N.W.T. MLAs vote down safe neighbourhoods bill
CBC News | Posted: August 23, 2007 9:27 PM | Last Updated: August 23, 2007
Legislators in the Northwest Territories have voted down a controversial bill aimed at cracking down on bootleggers and drug dealers.
Had it passed, bill 7 — the proposed safer communities and neighbourhoods (SCAN) act — would have created a team of four Yellowknife-based special investigators who would work for the territorial government.
It would also have given the government the right to apply for a court order to evict people from homes where drug-dealing and bootlegging was suspected.

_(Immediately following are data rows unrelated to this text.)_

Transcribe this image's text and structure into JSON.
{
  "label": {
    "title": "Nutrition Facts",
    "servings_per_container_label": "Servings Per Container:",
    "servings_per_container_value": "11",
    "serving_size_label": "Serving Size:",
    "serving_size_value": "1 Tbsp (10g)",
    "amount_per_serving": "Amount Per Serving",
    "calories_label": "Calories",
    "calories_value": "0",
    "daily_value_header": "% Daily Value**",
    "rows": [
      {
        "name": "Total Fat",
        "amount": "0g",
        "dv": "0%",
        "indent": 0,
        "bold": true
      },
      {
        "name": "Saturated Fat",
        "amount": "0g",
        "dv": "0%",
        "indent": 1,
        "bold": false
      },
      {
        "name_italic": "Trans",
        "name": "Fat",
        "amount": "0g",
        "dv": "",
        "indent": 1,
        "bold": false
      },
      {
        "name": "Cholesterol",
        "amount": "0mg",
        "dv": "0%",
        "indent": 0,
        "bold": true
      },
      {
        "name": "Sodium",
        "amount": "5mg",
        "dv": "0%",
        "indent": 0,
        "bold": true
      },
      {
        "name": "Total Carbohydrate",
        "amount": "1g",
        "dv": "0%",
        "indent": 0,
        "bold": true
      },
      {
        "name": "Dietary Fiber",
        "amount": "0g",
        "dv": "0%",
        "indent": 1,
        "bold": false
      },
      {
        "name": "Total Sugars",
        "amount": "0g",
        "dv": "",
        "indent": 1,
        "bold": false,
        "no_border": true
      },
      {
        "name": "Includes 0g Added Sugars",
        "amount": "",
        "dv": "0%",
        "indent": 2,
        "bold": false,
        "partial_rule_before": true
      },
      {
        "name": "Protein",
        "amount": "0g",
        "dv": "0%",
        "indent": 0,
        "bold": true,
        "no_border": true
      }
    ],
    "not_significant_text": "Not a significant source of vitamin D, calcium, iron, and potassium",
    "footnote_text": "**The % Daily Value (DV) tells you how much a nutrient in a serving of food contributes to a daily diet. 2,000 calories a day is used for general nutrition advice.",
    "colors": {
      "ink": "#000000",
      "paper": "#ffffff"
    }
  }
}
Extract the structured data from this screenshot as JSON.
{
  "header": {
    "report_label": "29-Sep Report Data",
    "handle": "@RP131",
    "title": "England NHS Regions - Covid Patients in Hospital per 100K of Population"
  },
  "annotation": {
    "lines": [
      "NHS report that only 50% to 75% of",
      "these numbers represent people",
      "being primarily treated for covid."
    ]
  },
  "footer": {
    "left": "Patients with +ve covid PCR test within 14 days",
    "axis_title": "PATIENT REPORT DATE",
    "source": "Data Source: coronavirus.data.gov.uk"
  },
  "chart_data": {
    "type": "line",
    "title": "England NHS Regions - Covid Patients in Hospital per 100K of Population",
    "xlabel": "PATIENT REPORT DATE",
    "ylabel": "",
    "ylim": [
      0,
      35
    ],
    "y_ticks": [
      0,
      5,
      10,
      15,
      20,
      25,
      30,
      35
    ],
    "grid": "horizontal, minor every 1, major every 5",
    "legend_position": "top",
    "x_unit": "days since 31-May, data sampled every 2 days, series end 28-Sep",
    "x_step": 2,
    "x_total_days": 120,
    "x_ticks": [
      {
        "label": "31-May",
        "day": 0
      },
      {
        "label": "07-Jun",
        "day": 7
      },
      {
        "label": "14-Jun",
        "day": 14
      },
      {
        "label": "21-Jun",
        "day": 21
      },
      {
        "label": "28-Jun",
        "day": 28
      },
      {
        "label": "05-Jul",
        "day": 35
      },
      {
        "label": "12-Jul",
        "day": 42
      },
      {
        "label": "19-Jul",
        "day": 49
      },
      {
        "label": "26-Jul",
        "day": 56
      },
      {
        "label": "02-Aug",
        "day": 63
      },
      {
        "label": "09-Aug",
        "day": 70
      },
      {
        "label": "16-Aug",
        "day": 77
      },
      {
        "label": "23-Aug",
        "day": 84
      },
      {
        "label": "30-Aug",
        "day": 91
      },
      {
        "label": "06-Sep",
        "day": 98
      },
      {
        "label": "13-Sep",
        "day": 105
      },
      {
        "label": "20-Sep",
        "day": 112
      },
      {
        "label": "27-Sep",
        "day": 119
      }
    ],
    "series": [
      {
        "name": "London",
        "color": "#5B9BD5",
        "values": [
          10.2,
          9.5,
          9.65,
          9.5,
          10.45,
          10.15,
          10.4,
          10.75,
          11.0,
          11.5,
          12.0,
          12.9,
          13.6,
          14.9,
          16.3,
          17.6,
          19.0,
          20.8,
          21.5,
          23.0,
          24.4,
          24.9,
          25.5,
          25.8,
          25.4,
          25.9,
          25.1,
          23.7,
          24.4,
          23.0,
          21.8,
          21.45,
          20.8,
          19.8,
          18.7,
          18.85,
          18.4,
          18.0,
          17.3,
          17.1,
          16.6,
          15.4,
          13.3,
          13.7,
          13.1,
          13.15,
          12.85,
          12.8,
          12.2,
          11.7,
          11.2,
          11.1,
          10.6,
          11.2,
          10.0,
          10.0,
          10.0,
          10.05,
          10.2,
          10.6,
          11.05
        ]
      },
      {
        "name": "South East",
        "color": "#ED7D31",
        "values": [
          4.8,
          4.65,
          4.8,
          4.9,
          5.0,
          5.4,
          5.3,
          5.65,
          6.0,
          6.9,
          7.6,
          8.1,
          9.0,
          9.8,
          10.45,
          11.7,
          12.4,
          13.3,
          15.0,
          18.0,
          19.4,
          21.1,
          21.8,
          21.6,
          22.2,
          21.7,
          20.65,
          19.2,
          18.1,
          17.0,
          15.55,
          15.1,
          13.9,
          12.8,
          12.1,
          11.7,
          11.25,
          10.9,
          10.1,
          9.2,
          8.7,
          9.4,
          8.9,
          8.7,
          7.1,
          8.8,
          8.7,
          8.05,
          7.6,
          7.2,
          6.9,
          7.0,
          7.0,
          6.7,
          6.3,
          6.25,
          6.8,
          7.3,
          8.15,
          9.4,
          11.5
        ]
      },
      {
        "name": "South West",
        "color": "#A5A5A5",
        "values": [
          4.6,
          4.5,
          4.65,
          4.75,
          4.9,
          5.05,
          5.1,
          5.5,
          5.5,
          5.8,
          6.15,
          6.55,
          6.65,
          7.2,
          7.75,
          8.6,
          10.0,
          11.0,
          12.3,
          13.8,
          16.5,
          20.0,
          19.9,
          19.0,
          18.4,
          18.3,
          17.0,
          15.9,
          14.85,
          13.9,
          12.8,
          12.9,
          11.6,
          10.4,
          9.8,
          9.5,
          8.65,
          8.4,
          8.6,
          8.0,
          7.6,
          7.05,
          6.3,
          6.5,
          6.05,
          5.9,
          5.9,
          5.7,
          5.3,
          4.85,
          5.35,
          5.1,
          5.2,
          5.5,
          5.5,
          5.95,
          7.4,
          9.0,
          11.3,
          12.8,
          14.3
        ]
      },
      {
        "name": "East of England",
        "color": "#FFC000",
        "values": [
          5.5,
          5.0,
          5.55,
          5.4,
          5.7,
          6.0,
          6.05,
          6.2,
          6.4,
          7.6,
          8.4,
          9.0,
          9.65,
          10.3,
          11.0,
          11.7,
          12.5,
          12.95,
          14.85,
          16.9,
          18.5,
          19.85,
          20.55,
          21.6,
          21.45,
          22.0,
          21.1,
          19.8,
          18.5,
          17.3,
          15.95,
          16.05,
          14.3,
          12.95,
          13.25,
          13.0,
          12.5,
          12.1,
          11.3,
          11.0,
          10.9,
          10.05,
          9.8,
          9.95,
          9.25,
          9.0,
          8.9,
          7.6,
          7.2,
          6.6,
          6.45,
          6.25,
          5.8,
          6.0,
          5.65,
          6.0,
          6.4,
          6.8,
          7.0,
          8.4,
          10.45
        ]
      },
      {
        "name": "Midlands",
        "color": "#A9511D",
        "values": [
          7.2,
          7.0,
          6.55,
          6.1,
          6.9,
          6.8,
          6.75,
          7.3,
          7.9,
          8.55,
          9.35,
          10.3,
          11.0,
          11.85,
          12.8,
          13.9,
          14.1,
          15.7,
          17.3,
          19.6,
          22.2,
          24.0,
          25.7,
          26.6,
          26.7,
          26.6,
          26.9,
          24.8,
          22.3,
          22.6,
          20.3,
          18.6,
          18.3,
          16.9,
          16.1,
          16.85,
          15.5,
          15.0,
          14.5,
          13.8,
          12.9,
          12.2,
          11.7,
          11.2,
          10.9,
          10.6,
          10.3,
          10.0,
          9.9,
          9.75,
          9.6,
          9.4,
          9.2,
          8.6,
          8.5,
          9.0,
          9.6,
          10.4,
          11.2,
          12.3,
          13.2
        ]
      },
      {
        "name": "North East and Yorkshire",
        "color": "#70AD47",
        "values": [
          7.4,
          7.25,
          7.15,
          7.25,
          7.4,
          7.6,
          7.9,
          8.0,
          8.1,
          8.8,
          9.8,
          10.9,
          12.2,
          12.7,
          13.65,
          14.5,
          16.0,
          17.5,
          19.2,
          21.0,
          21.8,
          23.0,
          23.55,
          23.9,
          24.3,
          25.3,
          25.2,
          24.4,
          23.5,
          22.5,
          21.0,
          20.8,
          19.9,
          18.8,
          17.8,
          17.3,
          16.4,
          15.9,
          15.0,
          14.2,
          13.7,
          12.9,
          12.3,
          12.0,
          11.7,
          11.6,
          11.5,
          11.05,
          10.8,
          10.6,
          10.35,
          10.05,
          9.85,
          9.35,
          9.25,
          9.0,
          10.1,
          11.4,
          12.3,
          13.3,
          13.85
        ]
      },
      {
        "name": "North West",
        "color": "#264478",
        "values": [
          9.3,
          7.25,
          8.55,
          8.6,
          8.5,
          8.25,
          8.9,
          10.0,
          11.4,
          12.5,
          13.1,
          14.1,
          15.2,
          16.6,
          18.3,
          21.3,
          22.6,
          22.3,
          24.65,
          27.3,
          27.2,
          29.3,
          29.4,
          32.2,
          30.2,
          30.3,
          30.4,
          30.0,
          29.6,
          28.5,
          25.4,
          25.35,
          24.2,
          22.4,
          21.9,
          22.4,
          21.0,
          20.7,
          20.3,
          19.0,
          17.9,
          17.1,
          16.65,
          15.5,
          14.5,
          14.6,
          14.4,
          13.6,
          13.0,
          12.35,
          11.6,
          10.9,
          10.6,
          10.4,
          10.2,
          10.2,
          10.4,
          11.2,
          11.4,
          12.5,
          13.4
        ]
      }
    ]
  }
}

But some communities and special interest groups raised concerns that the legislation could be misused by squabbling neighbours, as well as strip people of their civil liberties. The N.W.T. Human Rights Commission urged the government to abandon the bill.
And earlier in August, MLAs on the government's standing committee on social programs said the bill should not be pushed through the legislature before the session ended on Thursday, in advance ofan Oct. 1 territorial election.
Members on the committee said they doubted the investigators could deliver effective justice to people in remote communities outside Yellowknife.
Justice Minister Brendan Bell, the lead proponent of the bill, proposed last-minute changes Wednesday night to make the proposed law more palatable to regular (non-cabinet) MLAs.
But instead of supporting the bill with changes, the members voted to refer the legislation back to a committee.
That effectively means the bill has died on the order paper.